Ponte Dei Sospiri (Ahlar Köprüsü) Düklük Sarayı ile Yeni Hapishane arasında yapılmış olan bu köprüye Ahlar Köprüsü adının verilmesinin nedeni, suçlular yargılandıktan sonra hapishaneye götürülürken son kez Venedik'i görüp "ah" çekmelerinden dolayıdır.
Düklük Sarayı'nı gezerken Ahlar Köprü'nün üzerinden geçiliyor. Suçluların son kez Venedik'e baktıkları yer içerden de bu şekilde:
Sarayın içinden bazı görüntüler:
Venedik'te yeme içme konusuna dikkat, ben seyahatten önce bolca blogları okuduğum için konudan haberdardım, şanslısınız siz de şimdi bu yazıyı okuduğunuz için biliyor olacaksınız konuyu. Venedik'te restaurantlarda liste fiyatlarıyla masaya hesap olarak gelen fiyatlar farklı çünkü ekstra sandalye parası alıyorlar ve bu kişi başı oluyor. Bu ücreti talep etmeyen restaurantlar da var ama mutlaka oturmadan önce sormakta fayda var, pizzacılarda bile bu böyle olabiliyor. Biz genelde güzel restaurantlara denk geldik, bunları mutlaka bulun diyemem çünkü Venedik'te bir yeri bulmak eziyete dönüşebilir, yine de bizim yediğimiz yerlerden bazı fotolar:
Venedik'e çok yakın iki ada olan Murano ve Burano turistik olarak gezilere açık. Murano adası Cam Sanatı'nın sergilendiği, özellikle cama meraklıysanız envai çeşit Murano Camı olarak nitelendirilen aksesuar, ev eşyası,vb birçok ürün bulabileceğiniz bir yer. Venedik'ten Murano'ya bir vaporetto ile gelip, Burano'ya da yine bir vaporetto ile Murano'dan geçmek mümkün.
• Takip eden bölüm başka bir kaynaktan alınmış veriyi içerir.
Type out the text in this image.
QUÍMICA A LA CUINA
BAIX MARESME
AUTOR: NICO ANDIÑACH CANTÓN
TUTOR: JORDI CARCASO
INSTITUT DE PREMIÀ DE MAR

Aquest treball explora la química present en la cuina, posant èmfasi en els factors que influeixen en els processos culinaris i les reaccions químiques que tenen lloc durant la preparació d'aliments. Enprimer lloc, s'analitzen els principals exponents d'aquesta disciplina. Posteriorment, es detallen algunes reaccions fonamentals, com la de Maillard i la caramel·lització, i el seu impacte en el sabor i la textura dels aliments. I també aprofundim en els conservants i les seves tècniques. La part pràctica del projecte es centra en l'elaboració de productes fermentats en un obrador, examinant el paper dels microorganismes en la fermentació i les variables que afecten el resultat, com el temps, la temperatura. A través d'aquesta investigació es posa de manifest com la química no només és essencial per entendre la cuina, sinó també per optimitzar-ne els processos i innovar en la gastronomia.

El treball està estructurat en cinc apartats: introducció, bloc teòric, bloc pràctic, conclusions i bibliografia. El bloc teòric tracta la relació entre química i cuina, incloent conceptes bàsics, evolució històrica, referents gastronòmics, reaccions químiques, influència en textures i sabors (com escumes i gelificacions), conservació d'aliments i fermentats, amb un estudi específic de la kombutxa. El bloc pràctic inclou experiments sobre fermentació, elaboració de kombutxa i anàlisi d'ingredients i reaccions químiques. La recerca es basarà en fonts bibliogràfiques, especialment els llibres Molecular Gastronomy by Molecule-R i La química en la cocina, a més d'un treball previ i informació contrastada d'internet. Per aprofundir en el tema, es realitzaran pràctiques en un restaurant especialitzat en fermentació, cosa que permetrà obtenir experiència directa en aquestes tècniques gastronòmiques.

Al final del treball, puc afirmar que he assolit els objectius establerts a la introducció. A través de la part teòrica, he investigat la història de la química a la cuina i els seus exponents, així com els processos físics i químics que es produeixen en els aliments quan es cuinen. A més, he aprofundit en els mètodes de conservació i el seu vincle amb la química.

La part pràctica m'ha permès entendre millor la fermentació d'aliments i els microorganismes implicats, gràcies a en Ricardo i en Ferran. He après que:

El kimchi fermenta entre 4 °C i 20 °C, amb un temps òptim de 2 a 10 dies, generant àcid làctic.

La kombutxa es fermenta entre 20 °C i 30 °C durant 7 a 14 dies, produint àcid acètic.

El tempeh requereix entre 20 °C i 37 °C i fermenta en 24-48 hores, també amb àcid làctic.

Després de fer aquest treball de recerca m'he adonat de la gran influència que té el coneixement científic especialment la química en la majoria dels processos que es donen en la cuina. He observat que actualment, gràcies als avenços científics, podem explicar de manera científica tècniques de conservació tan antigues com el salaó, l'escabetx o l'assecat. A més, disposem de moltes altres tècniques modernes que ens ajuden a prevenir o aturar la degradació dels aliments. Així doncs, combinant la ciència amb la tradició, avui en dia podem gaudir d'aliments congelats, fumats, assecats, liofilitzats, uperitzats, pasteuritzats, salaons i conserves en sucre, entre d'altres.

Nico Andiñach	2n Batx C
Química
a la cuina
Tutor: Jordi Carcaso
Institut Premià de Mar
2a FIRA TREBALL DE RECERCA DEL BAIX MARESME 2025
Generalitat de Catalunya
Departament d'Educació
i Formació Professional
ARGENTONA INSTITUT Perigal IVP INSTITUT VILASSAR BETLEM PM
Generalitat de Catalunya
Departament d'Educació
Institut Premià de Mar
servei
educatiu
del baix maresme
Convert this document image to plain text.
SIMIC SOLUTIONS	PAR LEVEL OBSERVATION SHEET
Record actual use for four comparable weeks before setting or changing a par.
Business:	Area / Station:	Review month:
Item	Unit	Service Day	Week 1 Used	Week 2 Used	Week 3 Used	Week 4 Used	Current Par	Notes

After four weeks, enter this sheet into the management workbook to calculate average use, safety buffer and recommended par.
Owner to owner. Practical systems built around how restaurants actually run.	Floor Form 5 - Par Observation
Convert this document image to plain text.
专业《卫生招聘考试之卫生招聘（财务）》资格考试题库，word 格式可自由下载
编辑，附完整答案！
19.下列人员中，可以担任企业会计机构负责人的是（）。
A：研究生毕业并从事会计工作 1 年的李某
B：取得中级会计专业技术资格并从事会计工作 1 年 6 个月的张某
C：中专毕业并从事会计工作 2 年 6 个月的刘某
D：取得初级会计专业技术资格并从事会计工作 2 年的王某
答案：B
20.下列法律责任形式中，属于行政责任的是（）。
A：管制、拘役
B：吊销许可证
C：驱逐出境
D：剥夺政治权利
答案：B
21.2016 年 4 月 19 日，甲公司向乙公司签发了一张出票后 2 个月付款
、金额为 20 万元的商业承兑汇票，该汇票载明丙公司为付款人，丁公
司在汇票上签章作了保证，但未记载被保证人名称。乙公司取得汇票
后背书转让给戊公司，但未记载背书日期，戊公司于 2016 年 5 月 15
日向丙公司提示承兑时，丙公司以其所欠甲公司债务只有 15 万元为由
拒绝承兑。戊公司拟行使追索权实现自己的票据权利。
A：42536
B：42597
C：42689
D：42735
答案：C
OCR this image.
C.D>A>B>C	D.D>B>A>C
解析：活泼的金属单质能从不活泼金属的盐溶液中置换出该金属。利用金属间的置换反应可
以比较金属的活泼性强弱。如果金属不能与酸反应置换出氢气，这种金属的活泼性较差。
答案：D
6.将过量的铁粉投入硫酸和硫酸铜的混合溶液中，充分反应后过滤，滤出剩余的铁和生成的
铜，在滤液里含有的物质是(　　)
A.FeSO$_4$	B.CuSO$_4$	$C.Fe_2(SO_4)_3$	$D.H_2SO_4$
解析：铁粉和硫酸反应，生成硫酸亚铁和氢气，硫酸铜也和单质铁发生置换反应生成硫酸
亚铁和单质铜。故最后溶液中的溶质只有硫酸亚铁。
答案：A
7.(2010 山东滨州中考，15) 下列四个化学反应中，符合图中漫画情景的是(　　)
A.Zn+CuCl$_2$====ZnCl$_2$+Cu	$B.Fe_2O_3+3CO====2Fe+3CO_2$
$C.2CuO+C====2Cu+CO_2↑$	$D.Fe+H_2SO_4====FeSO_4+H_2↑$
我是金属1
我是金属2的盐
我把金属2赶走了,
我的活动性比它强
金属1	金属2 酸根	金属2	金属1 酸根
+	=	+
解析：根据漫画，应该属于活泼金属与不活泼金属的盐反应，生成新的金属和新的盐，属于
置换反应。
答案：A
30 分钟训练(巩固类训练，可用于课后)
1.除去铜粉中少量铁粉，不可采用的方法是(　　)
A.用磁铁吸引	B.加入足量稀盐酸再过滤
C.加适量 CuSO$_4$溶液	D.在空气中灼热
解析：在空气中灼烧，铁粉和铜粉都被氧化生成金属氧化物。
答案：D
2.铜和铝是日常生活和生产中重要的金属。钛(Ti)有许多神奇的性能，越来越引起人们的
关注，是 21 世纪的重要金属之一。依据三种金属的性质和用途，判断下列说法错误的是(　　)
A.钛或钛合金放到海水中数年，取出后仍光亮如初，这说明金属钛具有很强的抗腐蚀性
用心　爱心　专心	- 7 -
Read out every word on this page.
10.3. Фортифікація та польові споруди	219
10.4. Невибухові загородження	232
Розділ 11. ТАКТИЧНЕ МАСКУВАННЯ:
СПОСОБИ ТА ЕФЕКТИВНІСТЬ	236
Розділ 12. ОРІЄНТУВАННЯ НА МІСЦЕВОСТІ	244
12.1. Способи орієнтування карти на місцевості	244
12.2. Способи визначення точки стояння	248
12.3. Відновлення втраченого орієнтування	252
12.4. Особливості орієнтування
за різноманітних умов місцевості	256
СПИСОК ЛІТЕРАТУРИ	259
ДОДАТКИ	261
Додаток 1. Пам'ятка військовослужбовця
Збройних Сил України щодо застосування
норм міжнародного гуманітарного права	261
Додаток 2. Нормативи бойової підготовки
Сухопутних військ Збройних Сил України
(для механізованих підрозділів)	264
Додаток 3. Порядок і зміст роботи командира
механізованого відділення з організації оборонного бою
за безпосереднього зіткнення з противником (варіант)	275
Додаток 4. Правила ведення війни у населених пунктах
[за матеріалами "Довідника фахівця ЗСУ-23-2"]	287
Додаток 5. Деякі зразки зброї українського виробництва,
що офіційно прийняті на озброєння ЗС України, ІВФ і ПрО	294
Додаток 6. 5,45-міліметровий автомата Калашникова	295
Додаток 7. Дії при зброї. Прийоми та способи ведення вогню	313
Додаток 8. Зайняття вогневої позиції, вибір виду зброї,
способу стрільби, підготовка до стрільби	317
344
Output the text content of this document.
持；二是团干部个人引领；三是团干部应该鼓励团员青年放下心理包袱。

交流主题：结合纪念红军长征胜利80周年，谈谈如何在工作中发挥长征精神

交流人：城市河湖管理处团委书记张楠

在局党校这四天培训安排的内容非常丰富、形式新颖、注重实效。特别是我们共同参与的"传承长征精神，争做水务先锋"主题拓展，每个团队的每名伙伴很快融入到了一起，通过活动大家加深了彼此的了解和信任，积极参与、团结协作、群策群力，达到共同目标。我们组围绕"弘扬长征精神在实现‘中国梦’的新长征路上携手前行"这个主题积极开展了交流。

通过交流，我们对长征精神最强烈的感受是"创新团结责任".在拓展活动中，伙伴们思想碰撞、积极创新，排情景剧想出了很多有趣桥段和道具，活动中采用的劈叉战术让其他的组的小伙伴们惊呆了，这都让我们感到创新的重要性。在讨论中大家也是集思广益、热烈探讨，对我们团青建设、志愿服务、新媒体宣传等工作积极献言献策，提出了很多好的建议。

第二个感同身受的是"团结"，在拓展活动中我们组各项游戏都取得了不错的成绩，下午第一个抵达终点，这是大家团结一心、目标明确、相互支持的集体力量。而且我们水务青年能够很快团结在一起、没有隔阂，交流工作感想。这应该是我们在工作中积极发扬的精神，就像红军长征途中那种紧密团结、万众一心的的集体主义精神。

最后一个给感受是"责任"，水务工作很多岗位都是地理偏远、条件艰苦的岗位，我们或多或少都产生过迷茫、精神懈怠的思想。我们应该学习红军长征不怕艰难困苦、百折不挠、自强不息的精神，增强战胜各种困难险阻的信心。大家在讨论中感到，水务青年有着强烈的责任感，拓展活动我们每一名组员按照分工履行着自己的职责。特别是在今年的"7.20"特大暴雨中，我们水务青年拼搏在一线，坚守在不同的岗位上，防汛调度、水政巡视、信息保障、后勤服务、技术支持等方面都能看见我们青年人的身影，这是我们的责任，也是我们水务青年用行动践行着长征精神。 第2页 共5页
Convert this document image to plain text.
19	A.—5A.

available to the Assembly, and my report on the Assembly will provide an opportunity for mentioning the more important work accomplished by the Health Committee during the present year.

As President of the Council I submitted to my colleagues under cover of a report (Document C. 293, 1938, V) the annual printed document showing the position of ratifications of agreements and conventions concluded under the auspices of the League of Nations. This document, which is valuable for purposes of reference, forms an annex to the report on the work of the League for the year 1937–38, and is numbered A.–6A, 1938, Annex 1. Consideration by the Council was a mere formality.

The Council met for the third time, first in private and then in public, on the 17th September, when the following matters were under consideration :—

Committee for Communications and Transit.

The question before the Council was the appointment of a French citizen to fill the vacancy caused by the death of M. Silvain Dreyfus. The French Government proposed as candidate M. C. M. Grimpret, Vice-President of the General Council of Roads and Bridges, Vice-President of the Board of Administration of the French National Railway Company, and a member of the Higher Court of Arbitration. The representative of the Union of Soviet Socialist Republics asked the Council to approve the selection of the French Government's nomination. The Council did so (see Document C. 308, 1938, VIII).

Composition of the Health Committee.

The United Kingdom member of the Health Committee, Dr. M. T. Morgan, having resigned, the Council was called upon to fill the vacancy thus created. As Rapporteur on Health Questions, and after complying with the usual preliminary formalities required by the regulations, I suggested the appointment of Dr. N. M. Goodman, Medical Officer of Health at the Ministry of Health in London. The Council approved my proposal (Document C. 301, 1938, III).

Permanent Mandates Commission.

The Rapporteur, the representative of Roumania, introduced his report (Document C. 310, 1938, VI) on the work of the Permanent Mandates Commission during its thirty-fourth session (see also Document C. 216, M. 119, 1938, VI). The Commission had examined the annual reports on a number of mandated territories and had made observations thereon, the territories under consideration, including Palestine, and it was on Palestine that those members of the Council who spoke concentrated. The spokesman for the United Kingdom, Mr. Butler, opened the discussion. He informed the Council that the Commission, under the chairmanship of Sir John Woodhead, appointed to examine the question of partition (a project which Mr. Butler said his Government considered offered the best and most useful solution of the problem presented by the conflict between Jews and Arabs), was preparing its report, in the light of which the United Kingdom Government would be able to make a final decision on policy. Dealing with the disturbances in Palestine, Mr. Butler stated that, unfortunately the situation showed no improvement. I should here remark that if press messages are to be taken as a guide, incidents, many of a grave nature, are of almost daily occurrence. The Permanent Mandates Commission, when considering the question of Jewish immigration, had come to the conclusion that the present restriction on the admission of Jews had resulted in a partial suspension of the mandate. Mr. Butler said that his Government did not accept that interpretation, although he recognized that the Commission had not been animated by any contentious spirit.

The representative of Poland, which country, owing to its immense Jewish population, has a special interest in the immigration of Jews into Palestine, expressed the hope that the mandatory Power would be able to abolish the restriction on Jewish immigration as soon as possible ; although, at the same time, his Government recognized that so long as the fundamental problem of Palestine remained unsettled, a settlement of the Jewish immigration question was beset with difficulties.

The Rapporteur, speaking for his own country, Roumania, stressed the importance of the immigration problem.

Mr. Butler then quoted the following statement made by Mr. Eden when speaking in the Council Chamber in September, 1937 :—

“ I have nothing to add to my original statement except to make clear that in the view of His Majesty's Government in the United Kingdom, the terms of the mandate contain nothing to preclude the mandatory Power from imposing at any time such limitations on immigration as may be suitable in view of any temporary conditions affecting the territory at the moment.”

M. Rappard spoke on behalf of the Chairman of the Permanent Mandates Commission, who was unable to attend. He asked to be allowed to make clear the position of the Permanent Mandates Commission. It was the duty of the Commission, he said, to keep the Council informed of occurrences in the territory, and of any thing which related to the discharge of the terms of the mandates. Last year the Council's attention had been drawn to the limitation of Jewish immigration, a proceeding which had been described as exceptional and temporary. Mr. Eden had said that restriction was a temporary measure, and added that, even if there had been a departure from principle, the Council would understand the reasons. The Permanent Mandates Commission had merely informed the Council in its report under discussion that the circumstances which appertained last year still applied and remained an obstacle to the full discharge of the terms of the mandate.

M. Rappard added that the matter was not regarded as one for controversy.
Ben Murano'ya bayılmadım, çok ticari geldi. Burano ise acayip sempatik, ufak ama çok şirin evleriyle cafe ve restaurantlarıyla mutlaka görülmesi gereken bir rota. Önceden uyarmakta fayda var, Murano ve Burano'yı gezeyim derseniz yarım gün ayırmanız gerekli. Fotolar Burano'dan. Bizim adalara gitmeyi seçtiğimiz gün ömrü hayatımızda en çok ıslandığımız gündü, dolayısıyla fotoğraf çekmek oldukça sıkıntılı oldu.
Grand Kanal'ı en iyi izleyebileceğiniz nokta burası, biz çok beğendiğimiz için iki ayrı günde bu noktada oturup dinlendik.